I want no part of the drama, the rejection, the negativity, the demands, the abuse.
You see, I want to believe the best……..But I must face a very real possibility that the people I’m in relationship with may never change. The question is …. will I?
Will I trust God? Will I believe that where He’s leading is better than where I am…no matter how comfortable I’ve become?
Will I pay the price to allow God to change me?
Will I still trust Him if it all seems to fall apart before it gets better?
Will I still trust Him if I’m the only one who changes?
Will I allow Him to work out the brokenness and bind me to Him in ways that free me to love others unconditionally?
These questions help me form a “yes”. At my core they speak to the woman I want to be.
AND let’s face it, they are much better questions than the ones I started with. If you read closely, that might have had something to do with my focus:
Do I need or want any of this? Do I think this person is worth it?
Will it ever be good enough for me? Will I ever be good enough?
Will this relationship ever bring me joy or satisfaction?
In the end, when I stand before Him, I want it to be with the “yes” still on my lips. I want to be caught in the act of trusting Him no matter what the cost.
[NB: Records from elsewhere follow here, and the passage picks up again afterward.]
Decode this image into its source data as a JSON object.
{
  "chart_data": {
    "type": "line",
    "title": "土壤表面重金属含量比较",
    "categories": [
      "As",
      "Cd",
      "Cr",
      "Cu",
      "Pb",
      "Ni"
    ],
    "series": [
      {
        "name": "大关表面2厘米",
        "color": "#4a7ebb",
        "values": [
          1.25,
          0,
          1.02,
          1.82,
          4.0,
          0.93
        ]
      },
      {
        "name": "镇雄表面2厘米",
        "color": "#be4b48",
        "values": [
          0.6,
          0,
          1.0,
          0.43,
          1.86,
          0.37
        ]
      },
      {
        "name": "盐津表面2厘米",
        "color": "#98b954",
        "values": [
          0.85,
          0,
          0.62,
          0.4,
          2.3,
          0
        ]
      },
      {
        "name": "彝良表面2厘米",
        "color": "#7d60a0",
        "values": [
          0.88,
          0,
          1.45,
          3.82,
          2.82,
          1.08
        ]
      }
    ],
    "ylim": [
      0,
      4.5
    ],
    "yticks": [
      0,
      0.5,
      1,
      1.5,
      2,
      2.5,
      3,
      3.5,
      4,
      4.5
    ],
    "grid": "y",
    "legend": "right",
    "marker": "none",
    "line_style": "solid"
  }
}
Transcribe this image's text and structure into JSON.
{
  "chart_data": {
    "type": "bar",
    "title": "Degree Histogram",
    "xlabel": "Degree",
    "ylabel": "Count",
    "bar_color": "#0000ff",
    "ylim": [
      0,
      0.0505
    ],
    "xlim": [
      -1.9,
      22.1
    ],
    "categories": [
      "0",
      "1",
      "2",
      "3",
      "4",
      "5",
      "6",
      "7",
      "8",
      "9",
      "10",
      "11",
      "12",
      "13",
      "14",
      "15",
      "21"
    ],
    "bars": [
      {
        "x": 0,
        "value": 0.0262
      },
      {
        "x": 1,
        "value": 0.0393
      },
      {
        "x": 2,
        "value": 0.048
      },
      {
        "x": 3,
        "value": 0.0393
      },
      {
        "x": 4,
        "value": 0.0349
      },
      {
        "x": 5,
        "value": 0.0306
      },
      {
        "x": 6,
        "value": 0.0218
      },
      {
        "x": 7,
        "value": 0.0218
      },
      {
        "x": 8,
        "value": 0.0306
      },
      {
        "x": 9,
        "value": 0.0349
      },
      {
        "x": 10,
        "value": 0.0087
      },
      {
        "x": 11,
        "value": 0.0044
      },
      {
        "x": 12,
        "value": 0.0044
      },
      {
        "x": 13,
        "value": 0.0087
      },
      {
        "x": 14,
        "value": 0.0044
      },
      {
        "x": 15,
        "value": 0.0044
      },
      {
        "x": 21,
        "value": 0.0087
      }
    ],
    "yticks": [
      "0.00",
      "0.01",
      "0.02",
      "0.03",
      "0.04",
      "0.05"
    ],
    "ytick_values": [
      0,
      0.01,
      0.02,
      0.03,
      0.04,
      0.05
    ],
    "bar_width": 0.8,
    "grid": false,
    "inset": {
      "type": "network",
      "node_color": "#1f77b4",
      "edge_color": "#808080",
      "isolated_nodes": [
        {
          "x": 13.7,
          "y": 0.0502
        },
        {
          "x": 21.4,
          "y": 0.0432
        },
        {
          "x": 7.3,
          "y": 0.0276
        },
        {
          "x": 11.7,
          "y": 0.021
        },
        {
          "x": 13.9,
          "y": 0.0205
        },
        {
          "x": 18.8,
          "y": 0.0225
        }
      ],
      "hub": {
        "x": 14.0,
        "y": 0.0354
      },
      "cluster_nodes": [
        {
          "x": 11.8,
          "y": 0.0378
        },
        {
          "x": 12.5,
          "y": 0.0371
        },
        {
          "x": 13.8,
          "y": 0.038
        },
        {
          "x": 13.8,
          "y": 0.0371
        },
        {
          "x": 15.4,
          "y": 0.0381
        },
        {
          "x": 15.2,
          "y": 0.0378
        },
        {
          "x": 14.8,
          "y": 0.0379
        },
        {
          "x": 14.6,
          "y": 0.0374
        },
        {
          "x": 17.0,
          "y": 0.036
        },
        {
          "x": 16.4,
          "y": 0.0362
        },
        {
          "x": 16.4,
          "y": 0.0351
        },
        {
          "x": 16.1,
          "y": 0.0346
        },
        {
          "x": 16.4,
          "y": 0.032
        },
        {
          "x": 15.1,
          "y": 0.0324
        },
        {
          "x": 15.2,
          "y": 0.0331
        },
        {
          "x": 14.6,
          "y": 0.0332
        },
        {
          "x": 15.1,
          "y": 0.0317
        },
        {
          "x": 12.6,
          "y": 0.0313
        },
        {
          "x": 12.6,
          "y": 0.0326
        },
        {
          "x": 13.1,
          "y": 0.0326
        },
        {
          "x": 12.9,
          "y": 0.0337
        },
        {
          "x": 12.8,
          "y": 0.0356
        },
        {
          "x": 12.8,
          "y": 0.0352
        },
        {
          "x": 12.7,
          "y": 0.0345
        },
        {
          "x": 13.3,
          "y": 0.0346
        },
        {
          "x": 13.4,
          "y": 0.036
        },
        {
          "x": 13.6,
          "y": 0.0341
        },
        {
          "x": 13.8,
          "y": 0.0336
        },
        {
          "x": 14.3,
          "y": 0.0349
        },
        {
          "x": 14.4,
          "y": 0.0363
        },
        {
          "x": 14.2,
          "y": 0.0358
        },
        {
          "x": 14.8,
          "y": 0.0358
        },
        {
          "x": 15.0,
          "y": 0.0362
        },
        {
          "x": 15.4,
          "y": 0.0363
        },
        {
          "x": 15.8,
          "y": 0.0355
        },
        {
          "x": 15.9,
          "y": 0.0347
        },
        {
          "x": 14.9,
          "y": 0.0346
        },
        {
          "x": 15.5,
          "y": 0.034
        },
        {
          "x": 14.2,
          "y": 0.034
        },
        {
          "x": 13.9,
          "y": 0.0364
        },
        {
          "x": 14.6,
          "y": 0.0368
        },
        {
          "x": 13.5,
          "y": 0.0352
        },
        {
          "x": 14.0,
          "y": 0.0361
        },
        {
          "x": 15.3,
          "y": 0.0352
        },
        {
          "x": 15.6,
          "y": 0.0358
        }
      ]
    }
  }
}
Maybe you want this too and we can walk this road together.
I know today wasn’t the light-hearted talk you’re used to getting from me, but I’m hoping that if you relate…….we can encourage each other.
If I get off-track….throw your shoe at me. If you need to talk, I’ll listen without judgment. But before we part, we’ll both promise to remind each other that God is good and He has a plan to break us free of the dysfunction and instead bind us to His goodness in ways that benefit everyone we have relationship with.